Mais ceux qui critiquent la politique migratoire de la chancelière ne vont pas oublier que trois des quatre attentats de ce week-end ont été effectués par des réfugiés. Certes, à Reutlingen, où une femme a été tuée à la machette, il s'agirait d'un drame amoureux. Mais l'effet est néanmoins désastreux pour Angela Merkel. Quant à l'attentat de dimanche soir à Ansbach qui a fait douze blessés et a tué le terroriste, il est peut-être le plus inquiétant. Un bilan plus élevé n'a été évité que par chance. Surtout, la presse allemande révèle que cet homme avait vu sa demande d'asile rejetée et aurait dû être expulsé vers la Bulgarie, pays par lequel il est entré dans la zone Schengen.

La CSU prête à exploiter la situation

L'affaire d'Ansbach pourrait donc être exploitée par les critiques de la politique migratoire d'Angela Merkel qui avaient commencé à utiliser l'attentat de Würzburg, commis avec une motivation islamiste revendiquée par son auteur. Elle va leur permettre de faire le lien entre accueil des réfugiés et risque d'attentat. AfD pourrait tenter d'en profiter. Mais le risque pour la chancelière réside plutôt dans la CSU bavaroise. Trois des quatre attentats de cette semaines ont eu lieu en Bavière, dans le fief de cette CSU qui, depuis septembre 2015, n'a cessé de critiquer la politique d'Angela Merkel. Aux affaires dans ce Land, la CSU s'est naturellement montrée plus prudente qu'AfD pendant la tuerie de Munich.
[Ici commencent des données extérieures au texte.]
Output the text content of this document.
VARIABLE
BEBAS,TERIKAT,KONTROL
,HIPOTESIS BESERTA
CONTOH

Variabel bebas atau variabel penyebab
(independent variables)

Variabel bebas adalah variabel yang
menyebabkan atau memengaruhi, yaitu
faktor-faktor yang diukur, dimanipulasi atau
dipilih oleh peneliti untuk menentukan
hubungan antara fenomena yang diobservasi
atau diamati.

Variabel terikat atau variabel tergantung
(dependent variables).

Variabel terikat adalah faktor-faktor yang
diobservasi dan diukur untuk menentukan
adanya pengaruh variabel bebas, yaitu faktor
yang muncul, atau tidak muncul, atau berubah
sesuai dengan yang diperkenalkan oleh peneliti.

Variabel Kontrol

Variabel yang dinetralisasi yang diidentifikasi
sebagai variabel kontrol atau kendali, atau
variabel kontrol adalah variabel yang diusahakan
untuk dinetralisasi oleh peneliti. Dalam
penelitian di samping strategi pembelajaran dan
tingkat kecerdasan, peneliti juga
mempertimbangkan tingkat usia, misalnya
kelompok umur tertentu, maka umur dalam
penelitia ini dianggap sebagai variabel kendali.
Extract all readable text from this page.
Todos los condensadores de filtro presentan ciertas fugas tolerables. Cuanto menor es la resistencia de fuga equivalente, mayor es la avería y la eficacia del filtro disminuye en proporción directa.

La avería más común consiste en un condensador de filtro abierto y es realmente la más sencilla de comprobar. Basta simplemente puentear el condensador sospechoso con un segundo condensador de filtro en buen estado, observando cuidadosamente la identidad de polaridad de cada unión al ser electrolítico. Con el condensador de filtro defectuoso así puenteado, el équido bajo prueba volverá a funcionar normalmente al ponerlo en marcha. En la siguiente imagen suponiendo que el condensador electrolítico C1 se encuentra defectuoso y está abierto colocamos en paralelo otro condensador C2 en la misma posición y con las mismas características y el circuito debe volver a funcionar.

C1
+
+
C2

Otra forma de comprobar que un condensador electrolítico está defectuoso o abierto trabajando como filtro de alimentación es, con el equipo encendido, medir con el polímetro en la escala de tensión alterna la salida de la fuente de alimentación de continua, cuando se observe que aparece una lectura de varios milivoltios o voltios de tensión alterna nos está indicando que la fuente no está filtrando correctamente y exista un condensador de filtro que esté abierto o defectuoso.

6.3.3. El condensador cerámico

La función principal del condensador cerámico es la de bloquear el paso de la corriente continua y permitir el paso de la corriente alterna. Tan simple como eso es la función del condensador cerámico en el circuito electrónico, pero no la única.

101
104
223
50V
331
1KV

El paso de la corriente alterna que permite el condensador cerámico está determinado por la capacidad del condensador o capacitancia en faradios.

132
Mais le parti va pouvoir désormais incarner les malheurs des Bavarois et il pourrait alors encore durcir son discours vis-à-vis des réfugiés afin de valider sa fermeté passée. Après Würzburg, la CSU avait déjà commencé à demander un meilleur contrôle des frontières. Ansbach et Reutlingen vont lui donner d'autres occasions de poursuivre dans ce sens. Le ministre de l'intérieur CSU de Bavière, Friedrich Hermann, n'a ainsi pas manqué de souligner après Ansbach que "à côté de nombreux réfugiés dont la vie était en danger sont venus des gens qui représentent un danger pour notre sécurité".

Situation tendue

Or, quoique plus mortelle, la tuerie de Munich, comme jadis celle de Winnenden, risque d'être oubliée dans le discours politique. Elle relève d'une complexité sociale et psychologique qui échappe aux solutions simples d'une campagne électorale. Ce ne sera pas les cas des trois autres attentats. La mise en équivalence de la question des réfugiés et de l'insécurité en Allemagne n'est donc pas à exclure, compte tenu de la volonté de la CSU et de l'AfD de jouer sur cette corde. Ceci placerait Angela Merkel en difficulté, mais représenterait aussi un risque pour l'Allemagne où, on l'oublie trop souvent en France, les violences contre les réfugiés sont très fréquentes. A la mi-juin, l'office criminel fédéral (BKA) s'inquiétait du nombre « affreusement élevé » de ces attaques. En juillet, on relève deux blessés graves suite à ces attaques. La situation est donc tendue outre-Rhin et le débat politique peut prendre une tournure défavorable à la chancelière. D'autant que la situation en Turquie complexifie encore la donne en mettant en danger l'accord avec Ankara sur les réfugiés. Angela Merkel va devoir donner des gages à ses critiques et risque donc de maintenir une politique devenue depuis quelques mois beaucoup plus restrictive sur l'immigration.